Additional data gathered in May indicates that the government's first estimate of the U.S. gross domestic product was a pretty good one. Its first revision provided the same 1.8% annualized growth rate initially projected in April, according to the Bureau of Economic Analysis. So unlike most times when GDP is revised, there isn't much to explain about what changed. However, a few components within the calculation did shift, even though the headline number was not revised.
As a reminder, here's the chart:
Obviously, this looks identical to the chart from April, since GDP was not revised. If you want to get very technical, the growth rate was slightly different: in April it was rounded up to 1.8% from 1.75%, but the new revision revises it down to 1.8% from 1.83%. So growth was actually slightly better than we thought.
As for GDP's components, let's get the easy ones out of the way first: net exports and government spending both had virtually identical contributions to growth as was estimated in April. The dollar value of exports was a bit higher than we thought, but since imports were also proportionally higher the contribution of net exports did not change. From the fourth quarter, net exports remained flat. Government spending was pretty accurately estimated the first time around. It held growth back by shrinking at a seasonally adjusted, annualized rate of $35 billion.

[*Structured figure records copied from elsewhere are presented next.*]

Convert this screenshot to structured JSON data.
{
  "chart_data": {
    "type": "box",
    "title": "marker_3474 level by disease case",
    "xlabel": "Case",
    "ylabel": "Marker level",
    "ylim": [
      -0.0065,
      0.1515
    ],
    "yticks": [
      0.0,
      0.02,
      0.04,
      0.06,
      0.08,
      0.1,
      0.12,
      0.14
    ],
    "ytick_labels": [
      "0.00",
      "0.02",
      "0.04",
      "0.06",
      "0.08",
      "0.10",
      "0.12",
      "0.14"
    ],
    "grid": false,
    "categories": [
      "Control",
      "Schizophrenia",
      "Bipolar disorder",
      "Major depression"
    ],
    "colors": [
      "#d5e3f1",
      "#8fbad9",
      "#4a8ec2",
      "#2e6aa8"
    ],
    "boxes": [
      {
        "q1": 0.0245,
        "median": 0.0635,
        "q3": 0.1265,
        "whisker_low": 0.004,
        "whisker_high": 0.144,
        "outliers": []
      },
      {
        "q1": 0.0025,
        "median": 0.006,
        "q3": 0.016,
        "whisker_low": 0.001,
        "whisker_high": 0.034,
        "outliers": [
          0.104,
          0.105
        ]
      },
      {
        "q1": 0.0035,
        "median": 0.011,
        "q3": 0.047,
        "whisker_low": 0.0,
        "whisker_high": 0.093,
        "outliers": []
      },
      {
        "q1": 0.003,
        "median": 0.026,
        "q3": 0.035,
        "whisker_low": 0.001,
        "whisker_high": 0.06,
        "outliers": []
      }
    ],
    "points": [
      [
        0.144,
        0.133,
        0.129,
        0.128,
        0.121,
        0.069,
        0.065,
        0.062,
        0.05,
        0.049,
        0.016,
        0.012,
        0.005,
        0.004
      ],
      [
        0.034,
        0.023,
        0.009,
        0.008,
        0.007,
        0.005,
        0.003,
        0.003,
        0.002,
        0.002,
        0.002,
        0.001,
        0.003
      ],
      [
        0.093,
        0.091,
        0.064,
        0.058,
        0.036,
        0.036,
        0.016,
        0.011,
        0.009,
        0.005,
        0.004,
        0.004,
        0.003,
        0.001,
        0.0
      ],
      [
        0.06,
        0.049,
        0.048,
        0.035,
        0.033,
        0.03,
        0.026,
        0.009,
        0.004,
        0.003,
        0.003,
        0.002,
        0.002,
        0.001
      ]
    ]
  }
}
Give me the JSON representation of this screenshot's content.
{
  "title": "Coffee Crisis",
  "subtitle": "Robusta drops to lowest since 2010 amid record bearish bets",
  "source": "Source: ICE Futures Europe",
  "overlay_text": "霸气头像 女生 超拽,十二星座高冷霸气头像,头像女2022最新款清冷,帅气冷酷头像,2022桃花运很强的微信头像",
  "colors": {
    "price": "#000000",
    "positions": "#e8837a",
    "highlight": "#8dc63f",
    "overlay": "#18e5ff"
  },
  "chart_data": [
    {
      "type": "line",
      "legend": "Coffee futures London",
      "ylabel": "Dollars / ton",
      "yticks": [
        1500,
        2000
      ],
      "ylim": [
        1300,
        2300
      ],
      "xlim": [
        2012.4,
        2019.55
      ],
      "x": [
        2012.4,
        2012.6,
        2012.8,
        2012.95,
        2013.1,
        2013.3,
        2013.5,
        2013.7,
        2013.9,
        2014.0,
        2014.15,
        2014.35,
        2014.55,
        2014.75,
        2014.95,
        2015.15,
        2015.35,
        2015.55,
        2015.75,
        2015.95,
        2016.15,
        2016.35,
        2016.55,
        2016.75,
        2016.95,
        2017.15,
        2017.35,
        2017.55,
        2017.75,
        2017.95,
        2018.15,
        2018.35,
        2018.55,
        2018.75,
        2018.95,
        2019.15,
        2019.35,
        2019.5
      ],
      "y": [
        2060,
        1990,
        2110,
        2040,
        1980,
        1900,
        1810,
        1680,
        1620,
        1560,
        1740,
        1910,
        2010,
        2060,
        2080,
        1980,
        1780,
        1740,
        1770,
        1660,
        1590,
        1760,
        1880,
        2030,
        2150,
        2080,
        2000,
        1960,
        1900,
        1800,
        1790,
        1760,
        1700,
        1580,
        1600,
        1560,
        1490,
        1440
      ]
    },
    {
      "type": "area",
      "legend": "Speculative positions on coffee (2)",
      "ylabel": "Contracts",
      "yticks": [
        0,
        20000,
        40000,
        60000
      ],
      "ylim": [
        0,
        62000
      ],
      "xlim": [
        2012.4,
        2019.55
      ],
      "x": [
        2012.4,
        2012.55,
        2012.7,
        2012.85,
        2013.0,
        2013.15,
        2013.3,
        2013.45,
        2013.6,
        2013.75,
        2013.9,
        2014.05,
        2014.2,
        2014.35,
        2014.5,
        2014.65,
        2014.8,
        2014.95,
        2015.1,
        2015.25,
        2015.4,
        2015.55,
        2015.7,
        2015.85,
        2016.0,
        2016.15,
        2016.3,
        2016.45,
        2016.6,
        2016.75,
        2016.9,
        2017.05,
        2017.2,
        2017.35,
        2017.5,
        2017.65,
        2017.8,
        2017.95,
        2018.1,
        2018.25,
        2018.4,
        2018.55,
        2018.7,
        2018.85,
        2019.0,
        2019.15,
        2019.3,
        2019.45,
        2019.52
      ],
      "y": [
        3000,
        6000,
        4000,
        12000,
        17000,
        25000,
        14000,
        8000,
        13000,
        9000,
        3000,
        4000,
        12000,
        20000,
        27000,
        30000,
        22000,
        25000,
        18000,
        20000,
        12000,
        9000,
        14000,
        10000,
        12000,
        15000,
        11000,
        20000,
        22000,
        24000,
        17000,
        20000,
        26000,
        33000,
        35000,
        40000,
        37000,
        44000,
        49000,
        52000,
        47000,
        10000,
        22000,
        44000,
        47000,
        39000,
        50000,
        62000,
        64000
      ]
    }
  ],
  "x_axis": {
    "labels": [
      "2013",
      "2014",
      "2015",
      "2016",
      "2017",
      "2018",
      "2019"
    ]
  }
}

Consumer spending didn't fare as well as first estimated. It was about $13 billion less than projected in April, on a seasonally adjusted, annualized basis. The difference came mostly from fewer goods being purchased than thought. Personal consumption overall still grew, however, growing at the rate of $51 billion.
Luckily, business investment made up for that slack. It was nearly $16 billion stronger than initially projected, on a seasonally adjusted, annualized basis. This was due in large part to more inventory growth than anticipated, but additional investment in business structures also contributed more to GDP than first thought. Total private investment grew during the quarter at the rate of $52 billion.
There aren't a lot of revelations to take away from this new revision to growth, since it matched the first estimate. It is a little discouraging that consumer spending was weaker than we believed, however, since stronger demand is a key criterion businesses need to see in order to ramp up hiring. But firms' additional investing implies that their sentiment about the future was a little better than we thought.